Does Dell Have All the Solutions for 2013? Here’s Two Viewpoints
When a company’s fiscal financial reports show a poor quarter, the company will typically try to find ways to improve business. There are two ways to do so: either begin searching for other money-making platforms, or build on enhancing what is already the main source of income. Dell decided to go with option number two when its quarterly statements came back less than desirable.
Dell’s lack of interest in the mobility world is quite obvious, especially after Jeff Clarke, the company’s head of customer business, made his announcement at Dell World this year that there’s no way the company will jump back into the mobility world anytime soon. According to Clarke, “it needs a lot of investments to really be successful.”

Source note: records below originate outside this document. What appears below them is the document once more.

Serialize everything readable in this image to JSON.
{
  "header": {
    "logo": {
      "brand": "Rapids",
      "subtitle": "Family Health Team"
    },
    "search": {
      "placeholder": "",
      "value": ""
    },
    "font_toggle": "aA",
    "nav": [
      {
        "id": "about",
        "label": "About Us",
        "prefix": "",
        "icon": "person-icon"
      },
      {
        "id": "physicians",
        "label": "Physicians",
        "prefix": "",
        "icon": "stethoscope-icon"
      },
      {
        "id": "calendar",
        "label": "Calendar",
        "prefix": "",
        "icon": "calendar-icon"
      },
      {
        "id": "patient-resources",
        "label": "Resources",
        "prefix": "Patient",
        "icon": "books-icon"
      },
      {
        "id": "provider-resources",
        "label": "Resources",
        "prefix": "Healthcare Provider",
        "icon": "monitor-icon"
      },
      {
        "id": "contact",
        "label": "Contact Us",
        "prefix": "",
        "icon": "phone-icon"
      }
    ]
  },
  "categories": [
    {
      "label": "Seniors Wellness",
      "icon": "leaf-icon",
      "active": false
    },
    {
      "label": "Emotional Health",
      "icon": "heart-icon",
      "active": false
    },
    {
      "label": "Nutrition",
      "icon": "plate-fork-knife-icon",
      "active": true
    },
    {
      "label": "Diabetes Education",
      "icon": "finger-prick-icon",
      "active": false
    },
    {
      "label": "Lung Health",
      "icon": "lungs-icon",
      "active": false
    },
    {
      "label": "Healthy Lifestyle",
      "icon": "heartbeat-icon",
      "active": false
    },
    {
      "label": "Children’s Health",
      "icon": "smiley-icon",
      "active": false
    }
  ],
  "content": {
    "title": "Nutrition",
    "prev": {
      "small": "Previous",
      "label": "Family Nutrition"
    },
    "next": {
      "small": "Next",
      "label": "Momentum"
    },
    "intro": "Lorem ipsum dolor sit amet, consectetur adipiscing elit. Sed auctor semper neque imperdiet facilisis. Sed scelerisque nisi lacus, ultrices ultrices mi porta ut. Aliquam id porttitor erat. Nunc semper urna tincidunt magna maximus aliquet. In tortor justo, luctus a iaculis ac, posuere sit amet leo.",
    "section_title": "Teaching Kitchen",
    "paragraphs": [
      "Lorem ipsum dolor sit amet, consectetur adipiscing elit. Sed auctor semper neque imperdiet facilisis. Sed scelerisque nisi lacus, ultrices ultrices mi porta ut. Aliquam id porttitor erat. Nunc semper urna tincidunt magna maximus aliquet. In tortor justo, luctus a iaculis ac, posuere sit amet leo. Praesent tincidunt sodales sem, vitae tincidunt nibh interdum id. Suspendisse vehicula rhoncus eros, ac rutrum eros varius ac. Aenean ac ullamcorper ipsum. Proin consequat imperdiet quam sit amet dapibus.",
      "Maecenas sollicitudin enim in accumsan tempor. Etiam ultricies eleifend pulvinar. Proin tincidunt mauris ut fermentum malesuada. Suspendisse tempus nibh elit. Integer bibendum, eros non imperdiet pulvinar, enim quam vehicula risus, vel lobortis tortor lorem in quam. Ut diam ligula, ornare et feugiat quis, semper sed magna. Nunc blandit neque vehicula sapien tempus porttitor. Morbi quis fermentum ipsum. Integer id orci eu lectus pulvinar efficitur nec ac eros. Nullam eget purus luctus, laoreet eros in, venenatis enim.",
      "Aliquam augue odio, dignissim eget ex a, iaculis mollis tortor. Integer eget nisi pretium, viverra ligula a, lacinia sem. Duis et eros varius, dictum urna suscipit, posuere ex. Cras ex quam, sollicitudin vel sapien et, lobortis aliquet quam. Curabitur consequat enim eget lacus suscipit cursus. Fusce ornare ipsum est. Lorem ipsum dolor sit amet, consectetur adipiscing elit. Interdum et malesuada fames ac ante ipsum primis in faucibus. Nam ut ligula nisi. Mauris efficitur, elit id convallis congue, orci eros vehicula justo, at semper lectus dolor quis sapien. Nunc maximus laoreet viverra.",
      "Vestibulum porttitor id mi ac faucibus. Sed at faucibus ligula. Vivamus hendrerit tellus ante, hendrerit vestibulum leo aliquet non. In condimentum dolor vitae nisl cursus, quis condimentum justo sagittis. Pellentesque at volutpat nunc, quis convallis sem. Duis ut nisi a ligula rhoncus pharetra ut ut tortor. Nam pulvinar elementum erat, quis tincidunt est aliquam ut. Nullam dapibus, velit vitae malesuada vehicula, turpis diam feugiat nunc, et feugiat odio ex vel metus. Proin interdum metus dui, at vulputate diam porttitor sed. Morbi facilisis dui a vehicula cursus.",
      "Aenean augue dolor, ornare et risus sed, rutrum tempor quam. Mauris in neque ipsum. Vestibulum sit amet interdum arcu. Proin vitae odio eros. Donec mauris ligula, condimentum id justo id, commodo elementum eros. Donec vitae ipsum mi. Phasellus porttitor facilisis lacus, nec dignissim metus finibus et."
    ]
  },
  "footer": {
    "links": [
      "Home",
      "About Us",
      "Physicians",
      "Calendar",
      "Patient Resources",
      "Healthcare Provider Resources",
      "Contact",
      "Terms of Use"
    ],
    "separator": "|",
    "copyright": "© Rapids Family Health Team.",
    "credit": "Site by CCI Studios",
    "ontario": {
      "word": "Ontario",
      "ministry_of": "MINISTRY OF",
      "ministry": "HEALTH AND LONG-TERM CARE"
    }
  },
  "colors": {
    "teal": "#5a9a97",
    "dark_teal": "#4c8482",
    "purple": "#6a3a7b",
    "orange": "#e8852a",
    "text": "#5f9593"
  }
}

Earlier this year, the company had stopped selling mobile devices in the United States and then later pulled the plug on sales in China as well.
Roger Kay, President of EndPoint, spoke about Dell’s lack of ability to see the potential in other growing platforms besides solutions, where the company has been building its business since the 90’s. According to Kay, this is Dell’s downfall. The company is basically putting all of its eggs in one basket and hoping for solutions to remain a satisfying platform for its customers, but all of that pride is getting in the way of seeing other opportunities to grow in other platforms and develop newer and better products.
Russ Fujioko, Global VP of Solutions Marketing for Dell, had a different perspective on the direction Dell is going. He explained the company as a customer’s “trusted advisor” that helps make business grow. Both Kay and Fujioko express very different views on how the company treats its customers. Kay feels as though the company is only catering to one type of client—the solutions client—and ignoring the customers that want to see Dell develop newer products, such as the XPS. Fujioko, on the other hand, believes that Dell is all about the customers, assisting them in enhancing their businesses.
Although exploring other money-making platforms would be the obvious next move for any well-known giant in the technology biz, Dell is not your stereotypical successful IT company. It dances to its own beat of the drum and goes where the rhythm takes it, in spite of what others may suggest at the time. As of right now, Dell sees success in being a solutions company and so it will continue to build on that business and enhance it.